No caso do estelionato, a lei determina pena de reclusão de um a cinco anos. Porém, com o substitutivo, passa de quatro a oito anos se o crime for cometido utilizando dados eletrônicos providos pela própria vítima ou por terceiros induzidos ao erro. Ou seja, com dados obtidos por meio de e-mail fraudulentos, golpes por redes sociais ou contatos telefônicos, por exemplo. A pena também é aumentada, como no caso do furto, se o crime for cometido com uso de servidor fora do país ou contra idoso ou vulnerável.
 
Com a lei, fica determinado ainda que a competência para julgar crimes digitais é determinada pelo local em que a vítima reside.
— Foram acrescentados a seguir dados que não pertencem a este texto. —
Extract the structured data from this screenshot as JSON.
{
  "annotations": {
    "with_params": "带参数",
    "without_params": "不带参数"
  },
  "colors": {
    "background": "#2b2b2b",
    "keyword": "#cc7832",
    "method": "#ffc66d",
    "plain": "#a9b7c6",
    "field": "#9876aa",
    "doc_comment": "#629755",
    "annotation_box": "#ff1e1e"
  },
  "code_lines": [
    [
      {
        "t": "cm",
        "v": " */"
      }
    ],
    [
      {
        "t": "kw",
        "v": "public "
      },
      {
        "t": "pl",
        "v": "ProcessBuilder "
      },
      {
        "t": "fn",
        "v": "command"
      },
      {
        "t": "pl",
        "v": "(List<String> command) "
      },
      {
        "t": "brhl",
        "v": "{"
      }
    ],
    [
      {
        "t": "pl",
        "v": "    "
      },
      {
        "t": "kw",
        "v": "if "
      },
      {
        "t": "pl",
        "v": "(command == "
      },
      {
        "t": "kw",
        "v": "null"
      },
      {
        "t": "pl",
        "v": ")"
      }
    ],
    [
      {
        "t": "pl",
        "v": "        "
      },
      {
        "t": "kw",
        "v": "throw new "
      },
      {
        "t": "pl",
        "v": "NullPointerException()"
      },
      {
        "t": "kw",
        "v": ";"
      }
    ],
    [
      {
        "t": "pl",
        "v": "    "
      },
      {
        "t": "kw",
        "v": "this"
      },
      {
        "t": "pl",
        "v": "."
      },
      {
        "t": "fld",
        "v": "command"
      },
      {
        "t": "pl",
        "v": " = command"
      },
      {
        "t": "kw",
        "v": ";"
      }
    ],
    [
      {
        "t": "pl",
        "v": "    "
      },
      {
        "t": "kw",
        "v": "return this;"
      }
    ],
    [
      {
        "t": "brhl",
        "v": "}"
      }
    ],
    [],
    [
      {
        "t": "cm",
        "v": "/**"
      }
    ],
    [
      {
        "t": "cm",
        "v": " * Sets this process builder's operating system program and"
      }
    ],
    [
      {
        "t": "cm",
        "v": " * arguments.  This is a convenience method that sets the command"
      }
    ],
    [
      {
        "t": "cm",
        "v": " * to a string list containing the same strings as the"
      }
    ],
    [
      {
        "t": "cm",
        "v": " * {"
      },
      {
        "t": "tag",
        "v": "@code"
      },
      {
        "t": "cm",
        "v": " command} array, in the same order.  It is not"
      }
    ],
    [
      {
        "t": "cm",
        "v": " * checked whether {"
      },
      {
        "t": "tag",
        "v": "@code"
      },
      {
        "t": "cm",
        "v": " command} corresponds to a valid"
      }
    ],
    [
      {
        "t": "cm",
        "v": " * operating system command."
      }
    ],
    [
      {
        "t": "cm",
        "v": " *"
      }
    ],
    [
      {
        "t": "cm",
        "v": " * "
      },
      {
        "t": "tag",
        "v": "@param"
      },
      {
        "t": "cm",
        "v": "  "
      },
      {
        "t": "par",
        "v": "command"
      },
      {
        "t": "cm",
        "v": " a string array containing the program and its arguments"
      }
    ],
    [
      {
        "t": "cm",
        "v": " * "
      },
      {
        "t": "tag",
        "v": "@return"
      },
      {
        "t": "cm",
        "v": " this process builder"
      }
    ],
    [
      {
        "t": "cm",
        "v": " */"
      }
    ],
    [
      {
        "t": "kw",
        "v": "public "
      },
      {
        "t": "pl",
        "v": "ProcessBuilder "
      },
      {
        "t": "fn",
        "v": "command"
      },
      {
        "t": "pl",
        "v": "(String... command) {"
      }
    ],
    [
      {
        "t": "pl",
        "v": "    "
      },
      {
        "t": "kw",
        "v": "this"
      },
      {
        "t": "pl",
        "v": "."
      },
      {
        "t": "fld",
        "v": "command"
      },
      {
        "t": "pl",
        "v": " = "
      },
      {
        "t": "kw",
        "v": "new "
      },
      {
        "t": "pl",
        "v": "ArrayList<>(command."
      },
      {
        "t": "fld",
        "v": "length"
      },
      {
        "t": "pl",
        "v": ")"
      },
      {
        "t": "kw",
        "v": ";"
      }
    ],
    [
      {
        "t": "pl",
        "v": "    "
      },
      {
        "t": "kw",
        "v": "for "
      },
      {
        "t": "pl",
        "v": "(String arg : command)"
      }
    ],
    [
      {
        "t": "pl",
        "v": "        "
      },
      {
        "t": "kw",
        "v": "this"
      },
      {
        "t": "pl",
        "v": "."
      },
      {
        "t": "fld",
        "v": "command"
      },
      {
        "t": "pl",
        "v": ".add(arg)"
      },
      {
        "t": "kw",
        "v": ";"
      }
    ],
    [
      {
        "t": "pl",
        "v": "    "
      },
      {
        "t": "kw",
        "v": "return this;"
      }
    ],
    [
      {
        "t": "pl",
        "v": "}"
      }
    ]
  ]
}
Aumento de fraudes na pandemia

O autor do projeto, senador Izalci Lucas (PSDB-DF), justificou a iniciativa devido ao aumento de fraudes eletrônicas desde o início da pandemia, especialmente dos golpes relacionados ao auxílio emergencial.
 
“São mais de 11 milhões de fraudes digitais nesses últimos meses, só no auxílio emergencial foram 600 mil fraudes. Quase 1 bilhão já, economicamente falando, de fraudes com relação ao auxílio emergencial e de fraudes pelo WhatsApp. Então, apresentei um projeto nessa linha com relação ao crime digital em função do que está acontecendo agora”, disse. 
 
O texto aprovado é um substitutivo do relator senador Rodrigo Cunha (PSDB-AL), sendo que inicialmente a proposta previa pena de reclusão de até oito anos para fraudes digitais. O parlamentar ressaltou que o crime de furto é de médio potencial ofensivo e defendeu que não ocorra “a banalização do Direito Penal como solução para todos os males que o Brasil enfrenta precisa ser rebatida”.